Which meant I had to load up the shotgun, go out the back door and tromp around the side of the house in the windy wild star-spangled dark, and keep the excited dogs back, and take aim--all while still half-asleep.
Husband was, of course, out of town.
When you live in the country and it's one o'clock in the morning and there's a rattlesnake crawling up under your 15-year old beloved dog's bed, you don't worry about trifles like whether or not you will blow a hole in the wooden wall behind.

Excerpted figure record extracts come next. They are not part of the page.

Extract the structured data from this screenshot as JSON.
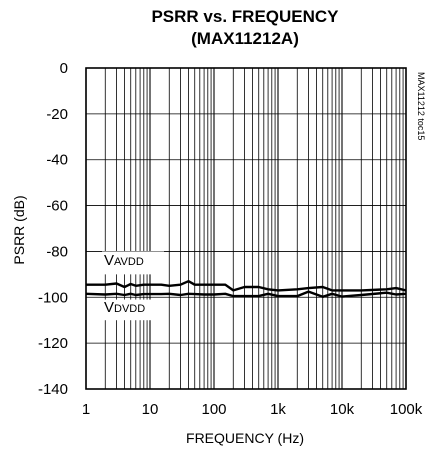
{
  "chart_data": {
    "type": "line",
    "title": "PSRR vs. FREQUENCY",
    "subtitle": "(MAX11212A)",
    "xlabel": "FREQUENCY (Hz)",
    "ylabel": "PSRR (dB)",
    "x_scale": "log",
    "xlim": [
      1,
      100000
    ],
    "ylim": [
      -140,
      0
    ],
    "grid": true,
    "x_ticks": [
      1,
      10,
      100,
      1000,
      10000,
      100000
    ],
    "x_tick_labels": [
      "1",
      "10",
      "100",
      "1k",
      "10k",
      "100k"
    ],
    "y_ticks": [
      0,
      -20,
      -40,
      -60,
      -80,
      -100,
      -120,
      -140
    ],
    "y_tick_labels": [
      "0",
      "-20",
      "-40",
      "-60",
      "-80",
      "-100",
      "-120",
      "-140"
    ],
    "figure_tag": "MAX11212 toc15",
    "series": [
      {
        "name": "VAVDD",
        "label_main": "V",
        "label_sub": "AVDD",
        "x": [
          1,
          2,
          3,
          4,
          5,
          6,
          8,
          10,
          15,
          20,
          30,
          40,
          50,
          70,
          100,
          150,
          200,
          300,
          500,
          700,
          1000,
          2000,
          3000,
          5000,
          7000,
          10000,
          20000,
          50000,
          70000,
          100000
        ],
        "y": [
          -94.5,
          -94.5,
          -94,
          -95.5,
          -94.2,
          -95,
          -94.5,
          -94.5,
          -94.5,
          -95,
          -94.5,
          -93,
          -94.5,
          -94.5,
          -94.5,
          -94.5,
          -97,
          -95.5,
          -95.5,
          -96.5,
          -97,
          -96.5,
          -96,
          -95.5,
          -97,
          -97,
          -97,
          -96.5,
          -96,
          -97
        ]
      },
      {
        "name": "VDVDD",
        "label_main": "V",
        "label_sub": "DVDD",
        "x": [
          1,
          2,
          3,
          4,
          5,
          6,
          8,
          10,
          15,
          20,
          30,
          40,
          50,
          70,
          100,
          150,
          200,
          300,
          500,
          700,
          1000,
          2000,
          3000,
          5000,
          7000,
          10000,
          20000,
          50000,
          70000,
          100000
        ],
        "y": [
          -98.5,
          -98.8,
          -98.5,
          -99,
          -98.5,
          -99,
          -98.6,
          -98.6,
          -98.6,
          -98.5,
          -99,
          -98.5,
          -98.6,
          -98.8,
          -98.8,
          -98.5,
          -99.5,
          -99.5,
          -99.5,
          -98.5,
          -99.5,
          -99.5,
          -97.5,
          -99.8,
          -98.5,
          -99.7,
          -99,
          -98,
          -98.8,
          -98.5
        ]
      }
    ]
  }
}
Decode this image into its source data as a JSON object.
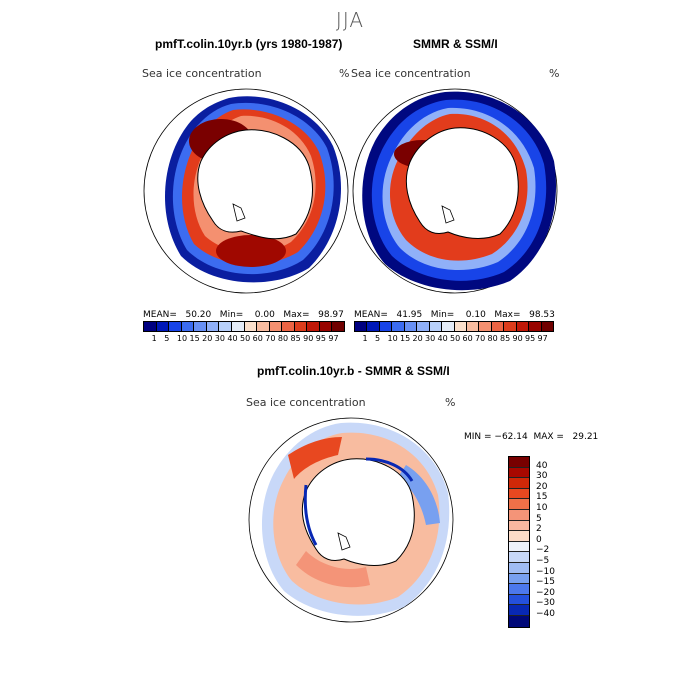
{
  "season": "JJA",
  "panels": [
    {
      "title": "pmfT.colin.10yr.b (yrs 1980-1987)",
      "variable": "Sea ice concentration",
      "units": "%",
      "stats": "MEAN=   50.20   Min=    0.00   Max=   98.97"
    },
    {
      "title": "SMMR & SSM/I",
      "variable": "Sea ice concentration",
      "units": "%",
      "stats": "MEAN=   41.95   Min=    0.10   Max=   98.53"
    },
    {
      "title": "pmfT.colin.10yr.b - SMMR & SSM/I",
      "variable": "Sea ice concentration",
      "units": "%",
      "stats": "MIN = −62.14  MAX =   29.21"
    }
  ],
  "colorbar_conc": {
    "labels": [
      "1",
      "5",
      "10",
      "15",
      "20",
      "30",
      "40",
      "50",
      "60",
      "70",
      "80",
      "85",
      "90",
      "95",
      "97"
    ],
    "colors": [
      "#000080",
      "#0018b8",
      "#1844e8",
      "#3c6cf0",
      "#6890f4",
      "#90b0f8",
      "#b8d0fa",
      "#e4ecf8",
      "#fbe0cc",
      "#f8bca0",
      "#f49070",
      "#ec6444",
      "#dc3c1c",
      "#c01808",
      "#980400",
      "#700000"
    ]
  },
  "colorbar_diff": {
    "labels": [
      "40",
      "30",
      "20",
      "15",
      "10",
      "5",
      "2",
      "0",
      "−2",
      "−5",
      "−10",
      "−15",
      "−20",
      "−30",
      "−40"
    ],
    "colors": [
      "#780000",
      "#a80800",
      "#d02808",
      "#e84820",
      "#f07048",
      "#f49478",
      "#f8b8a0",
      "#fcdcc8",
      "#eef2fa",
      "#c8d8f8",
      "#a0bcf4",
      "#78a0f0",
      "#4c78ec",
      "#2450dc",
      "#0828b4",
      "#000878"
    ]
  }
}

You just blow its little head off, then traipse back around to dig out the shovel, and shoo the dogs back, and scoop the thing up, and struggle out through tall grass that you hope isn't hiding a cousin to it, and toss it over the fence into the pasture, then pet pet pet the dogs and tell them how brave and wise they were to wake you up in the middle of the night because otherwise you'd have shuffled out there in the morning wearing flip-flops carrying a bowl of dog food and likely stepped right on the thing.
Which would not be good.
Then you lean the shotgun back into the corner where it stays, unloaded, and you put the shells back in the box that you did not need because if you can't blow the head off a rattlesnake with a .410 at the distance of six feet you ought not be handling a firearm in the first place, and you turn out the lights and crawl back in bed and conk right out.
And that, boys and girls, is where Marines come from.